I’ve chosen Plone for a web application I’m working to develop, a collaborative site for educational assessment materials.  I have years of experience with PHP/LAMP and Java, but am pretty new to Python and very new to Plone.

As such, I’ve been having to figure out a lot along the way and I thought I should share some of what I’ve learned to save others the trouble.  Plone 3.2 introduced some big improvements to the Plone build system recently that make it much easier to get started with and that aren’t in any books yet.  (My copy of Professional Plone Development by Martin Aspeli covers Plone 3, but not 3.2. Plone’s doc on how to upgrade to 3.2 only helped a little.  )

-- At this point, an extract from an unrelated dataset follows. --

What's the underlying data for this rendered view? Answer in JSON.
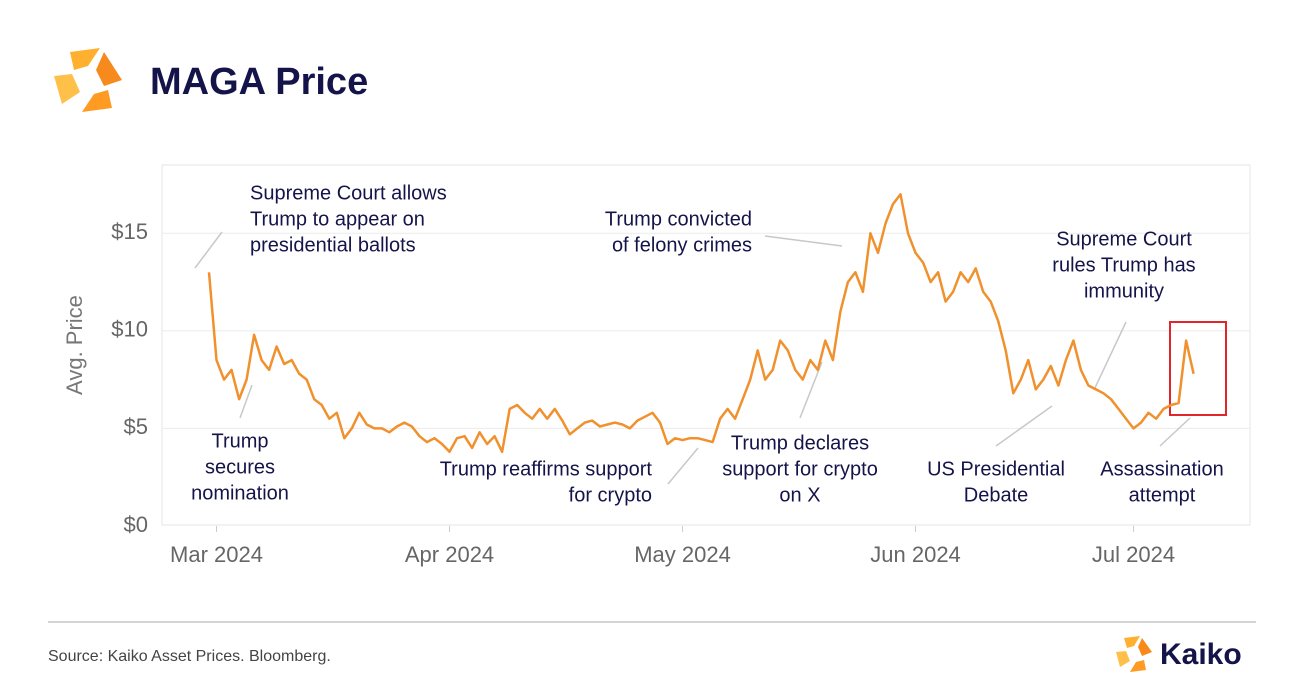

The PSU WebLion wiki has been very helpful.  They have a great description of what a Buildout is, among other helpful info.  That’s where I found the this blog entry on building out with Plone 3.2.x, which now packages Plone as Python eggs.

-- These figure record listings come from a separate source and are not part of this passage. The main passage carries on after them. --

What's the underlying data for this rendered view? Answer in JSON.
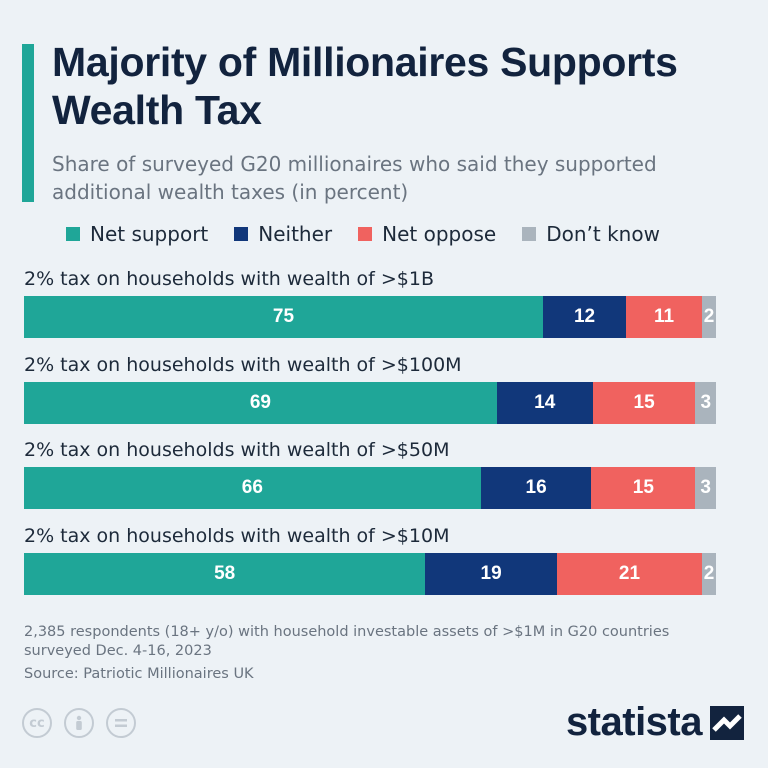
{
  "title": "Majority of Millionaires Supports Wealth Tax",
  "subtitle": "Share of surveyed G20 millionaires who said they supported additional wealth taxes (in percent)",
  "colors": {
    "net_support": "#1fa698",
    "neither": "#11377a",
    "net_oppose": "#f0625f",
    "dont_know": "#aab4bd"
  },
  "chart_data": {
    "type": "bar",
    "orientation": "horizontal",
    "stacked": true,
    "title": "Majority of Millionaires Supports Wealth Tax",
    "subtitle": "Share of surveyed G20 millionaires who said they supported additional wealth taxes (in percent)",
    "categories": [
      "2% tax on households with wealth of >$1B",
      "2% tax on households with wealth of >$100M",
      "2% tax on households with wealth of >$50M",
      "2% tax on households with wealth of >$10M"
    ],
    "series": [
      {
        "name": "Net support",
        "key": "net_support",
        "values": [
          75,
          69,
          66,
          58
        ]
      },
      {
        "name": "Neither",
        "key": "neither",
        "values": [
          12,
          14,
          16,
          19
        ]
      },
      {
        "name": "Net oppose",
        "key": "net_oppose",
        "values": [
          11,
          15,
          15,
          21
        ]
      },
      {
        "name": "Don’t know",
        "key": "dont_know",
        "values": [
          2,
          3,
          3,
          2
        ]
      }
    ],
    "xlim": [
      0,
      100
    ],
    "unit": "percent",
    "legend": "top"
  },
  "footnote": "2,385 respondents (18+ y/o) with household investable assets of >$1M in G20 countries surveyed Dec. 4-16, 2023",
  "source": "Source: Patriotic Millionaires UK",
  "license_icons": [
    "cc-icon",
    "attribution-icon",
    "no-derivatives-icon"
  ],
  "brand": "statista"
}
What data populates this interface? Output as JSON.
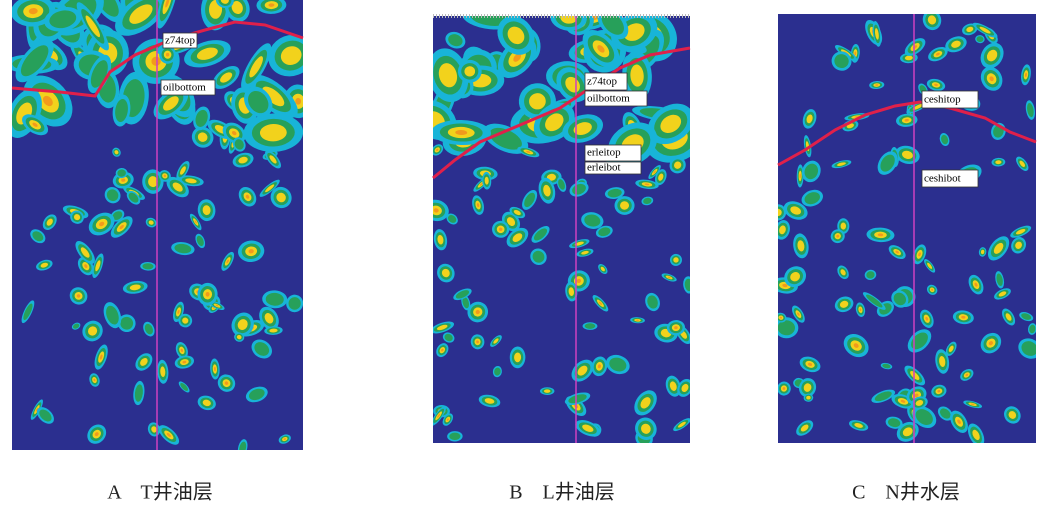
{
  "panels": [
    {
      "caption": "A　T井油层",
      "labels": [
        "z74top",
        "oilbottom"
      ]
    },
    {
      "caption": "B　L井油层",
      "labels": [
        "z74top",
        "oilbottom",
        "erleitop",
        "erleibot"
      ]
    },
    {
      "caption": "C　N井水层",
      "labels": [
        "ceshitop",
        "ceshibot"
      ]
    }
  ]
}
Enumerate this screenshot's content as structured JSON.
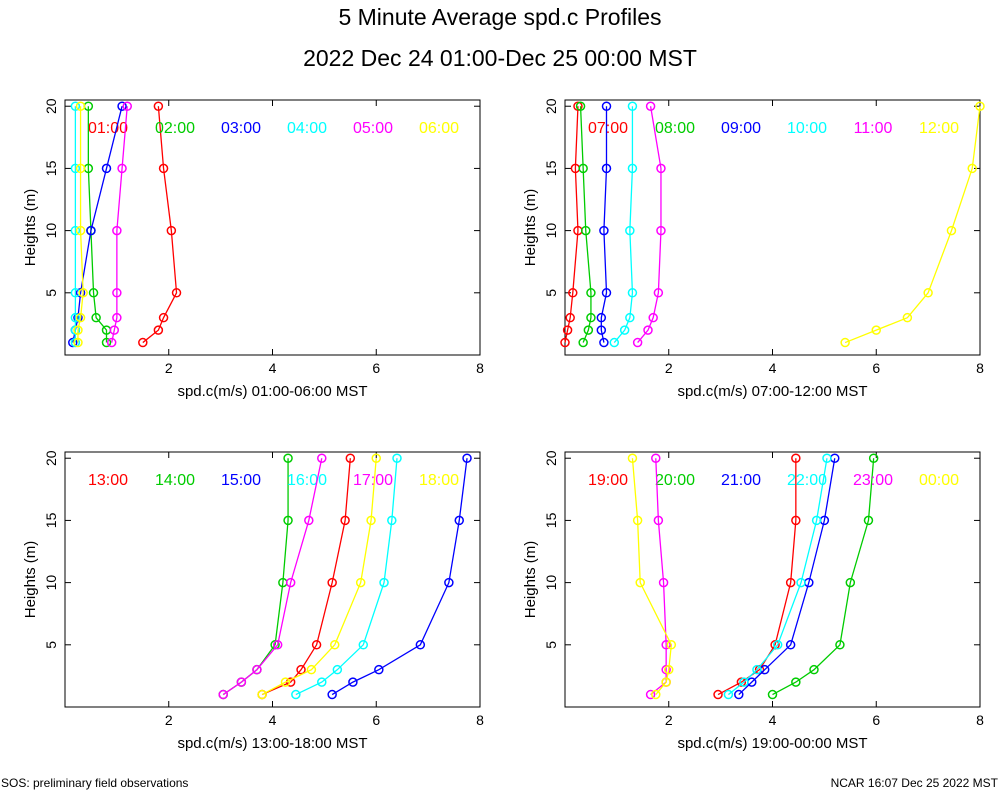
{
  "header": {
    "title": "5 Minute Average spd.c Profiles",
    "subtitle": "2022 Dec 24 01:00-Dec 25 00:00 MST"
  },
  "footer": {
    "left": "SOS: preliminary field observations",
    "right": "NCAR 16:07 Dec 25 2022 MST"
  },
  "colors": [
    "#ff0000",
    "#00cc00",
    "#0000ff",
    "#00ffff",
    "#ff00ff",
    "#ffff00"
  ],
  "chart_data": [
    {
      "type": "line",
      "xlabel": "spd.c(m/s) 01:00-06:00 MST",
      "ylabel": "Heights (m)",
      "xlim": [
        0,
        8
      ],
      "ylim": [
        0,
        20.5
      ],
      "xticks": [
        2,
        4,
        6,
        8
      ],
      "yticks": [
        5,
        10,
        15,
        20
      ],
      "heights": [
        1,
        2,
        3,
        5,
        10,
        15,
        20
      ],
      "series": [
        {
          "name": "01:00",
          "values": [
            1.5,
            1.8,
            1.9,
            2.15,
            2.05,
            1.9,
            1.8
          ]
        },
        {
          "name": "02:00",
          "values": [
            0.8,
            0.8,
            0.6,
            0.55,
            0.5,
            0.45,
            0.45
          ]
        },
        {
          "name": "03:00",
          "values": [
            0.15,
            0.2,
            0.25,
            0.3,
            0.5,
            0.8,
            1.1
          ]
        },
        {
          "name": "04:00",
          "values": [
            0.2,
            0.2,
            0.2,
            0.2,
            0.2,
            0.2,
            0.2
          ]
        },
        {
          "name": "05:00",
          "values": [
            0.9,
            0.95,
            1.0,
            1.0,
            1.0,
            1.1,
            1.2
          ]
        },
        {
          "name": "06:00",
          "values": [
            0.25,
            0.25,
            0.3,
            0.35,
            0.3,
            0.3,
            0.3
          ]
        }
      ]
    },
    {
      "type": "line",
      "xlabel": "spd.c(m/s) 07:00-12:00 MST",
      "ylabel": "Heights (m)",
      "xlim": [
        0,
        8
      ],
      "ylim": [
        0,
        20.5
      ],
      "xticks": [
        2,
        4,
        6,
        8
      ],
      "yticks": [
        5,
        10,
        15,
        20
      ],
      "heights": [
        1,
        2,
        3,
        5,
        10,
        15,
        20
      ],
      "series": [
        {
          "name": "07:00",
          "values": [
            0.0,
            0.05,
            0.1,
            0.15,
            0.25,
            0.2,
            0.25
          ]
        },
        {
          "name": "08:00",
          "values": [
            0.35,
            0.45,
            0.5,
            0.5,
            0.4,
            0.35,
            0.3
          ]
        },
        {
          "name": "09:00",
          "values": [
            0.75,
            0.7,
            0.7,
            0.8,
            0.75,
            0.8,
            0.8
          ]
        },
        {
          "name": "10:00",
          "values": [
            0.95,
            1.15,
            1.25,
            1.3,
            1.25,
            1.3,
            1.3
          ]
        },
        {
          "name": "11:00",
          "values": [
            1.4,
            1.6,
            1.7,
            1.8,
            1.85,
            1.85,
            1.65
          ]
        },
        {
          "name": "12:00",
          "values": [
            5.4,
            6.0,
            6.6,
            7.0,
            7.45,
            7.85,
            8.0
          ]
        }
      ]
    },
    {
      "type": "line",
      "xlabel": "spd.c(m/s) 13:00-18:00 MST",
      "ylabel": "Heights (m)",
      "xlim": [
        0,
        8
      ],
      "ylim": [
        0,
        20.5
      ],
      "xticks": [
        2,
        4,
        6,
        8
      ],
      "yticks": [
        5,
        10,
        15,
        20
      ],
      "heights": [
        1,
        2,
        3,
        5,
        10,
        15,
        20
      ],
      "series": [
        {
          "name": "13:00",
          "values": [
            3.8,
            4.35,
            4.55,
            4.85,
            5.15,
            5.4,
            5.5
          ]
        },
        {
          "name": "14:00",
          "values": [
            3.05,
            3.4,
            3.7,
            4.05,
            4.2,
            4.3,
            4.3
          ]
        },
        {
          "name": "15:00",
          "values": [
            5.15,
            5.55,
            6.05,
            6.85,
            7.4,
            7.6,
            7.75
          ]
        },
        {
          "name": "16:00",
          "values": [
            4.45,
            4.95,
            5.25,
            5.75,
            6.15,
            6.3,
            6.4
          ]
        },
        {
          "name": "17:00",
          "values": [
            3.05,
            3.4,
            3.7,
            4.1,
            4.35,
            4.7,
            4.95
          ]
        },
        {
          "name": "18:00",
          "values": [
            3.8,
            4.25,
            4.75,
            5.2,
            5.7,
            5.9,
            6.0
          ]
        }
      ]
    },
    {
      "type": "line",
      "xlabel": "spd.c(m/s) 19:00-00:00 MST",
      "ylabel": "Heights (m)",
      "xlim": [
        0,
        8
      ],
      "ylim": [
        0,
        20.5
      ],
      "xticks": [
        2,
        4,
        6,
        8
      ],
      "yticks": [
        5,
        10,
        15,
        20
      ],
      "heights": [
        1,
        2,
        3,
        5,
        10,
        15,
        20
      ],
      "series": [
        {
          "name": "19:00",
          "values": [
            2.95,
            3.4,
            3.75,
            4.05,
            4.35,
            4.45,
            4.45
          ]
        },
        {
          "name": "20:00",
          "values": [
            4.0,
            4.45,
            4.8,
            5.3,
            5.5,
            5.85,
            5.95
          ]
        },
        {
          "name": "21:00",
          "values": [
            3.35,
            3.6,
            3.85,
            4.35,
            4.7,
            5.0,
            5.2
          ]
        },
        {
          "name": "22:00",
          "values": [
            3.15,
            3.45,
            3.7,
            4.1,
            4.55,
            4.85,
            5.05
          ]
        },
        {
          "name": "23:00",
          "values": [
            1.65,
            1.95,
            1.95,
            1.95,
            1.9,
            1.8,
            1.75
          ]
        },
        {
          "name": "00:00",
          "values": [
            1.75,
            1.95,
            2.0,
            2.05,
            1.45,
            1.4,
            1.3
          ]
        }
      ]
    }
  ]
}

Here’s a minimal buildout procedure:

$ mkdir plone3.2_buildout
$ cd plone3.2_buildout
$ wget http://svn.zope.org/*checkout*/zc.buildout/trunk/bootstrap/bootstrap.py
$ cat > buildout.cfg
[buildout]
extends = http://dist.plone.org/release/3.2.1/versions.cfg
versions = versions
find-links = http://dist.plone.org/thirdparty
parts = 
    zope2
    instance

[zope2]
recipe = plone.recipe.zope2install
url = ${versions:zope2-url}
fake-zope-eggs = true

[instance]
recipe = plone.recipe.zope2instance
zope2-location = ${zope2:location}
user = admin:admin
http-address = 8080
eggs = 
    PIL
    Plone
^D
$ python2.4 bootstrap.py
$ bin/buildout

 

For any other Plone products you use, check to see if they’re in Pypi.  If so, you can just add them to the list of eggs in the instance.  If your favorite product isn’t in egg form, consider nudging the developers. Plone recommends all Products become eggs and it’s easy to do. I know hardly anything about Plone and was able to convert the ECQuiz product to an egg.  If you want that egg you can just add "Products.ECQuiz" under "Plone" in your instance:eggs list. (Tip for converters:  if you get "unbound prefix" from configure.zcml you probably need this line,

    xmlns:genericsetup="http://namespaces.zope.org/genericsetup" )

I’m also making edits to the ECQuiz code so it’s a little more complicated, but only barely.  I keep the code in src/ and I added the buildout.eggtractor extension to my buildout.cfg which scans the src directory for product eggs and automatically adds the appropriate values to the buildout.  Add it like so,

[buildout]
  extends = http://dist.plone.org/release/3.2.1/versions.cfg

  versions = versions

  #(...)

  extensions =
        buildout.eggtractor

If you get, "Error: Missing option: buildout:develop" you also need a "develop = " option to [buildout].  For more on buildout, try the Buildout Quick Reference card.

Now let’s say you want to check your new site into Subversion.  (This tip I got from Martin Aspeli’s slideshow on Extending and Customizing Plone 3.)  You don’t want to check your whole directory in because much of that is built out automatically.  Other developers don’t need it and likely won’t even work on their system because much of what is built out contains hard-coded paths to other files and executables.

So before checking all the files within your buildout, update the directory’s svn:ignore property to omit the stuff that doesn’t need to go into version control.  In your buildout directory run,

$ svn propset svn:ignore '
> eggs
> develop-eggs
> bin
> var
> parts
> .installed.cfg' .  # note period for current dir
$ svn add products bootstray.py buildout.cfg src README.txt
$ svn commit

Now someone else can check out that code and run "python bootstrap.py" to generate the bin directory and then "bin/buildout’ to build out all the eggs and code.

If you’re building more than one Plone site, you can save disk space and unnecessary downloads by configuring your Buildout to use a shared directory.

$ mkdir -p ~/.buildout/downloads
$ mkdir -p ~/.buildout/eggs
$ cat > ~/.buildout/default.cfg
[buildout]
  eggs-directory = ~/.buildout/eggs

  download-cache = ~/.buildout/downloads

That’s all I got for now.  I hope that’s helpful.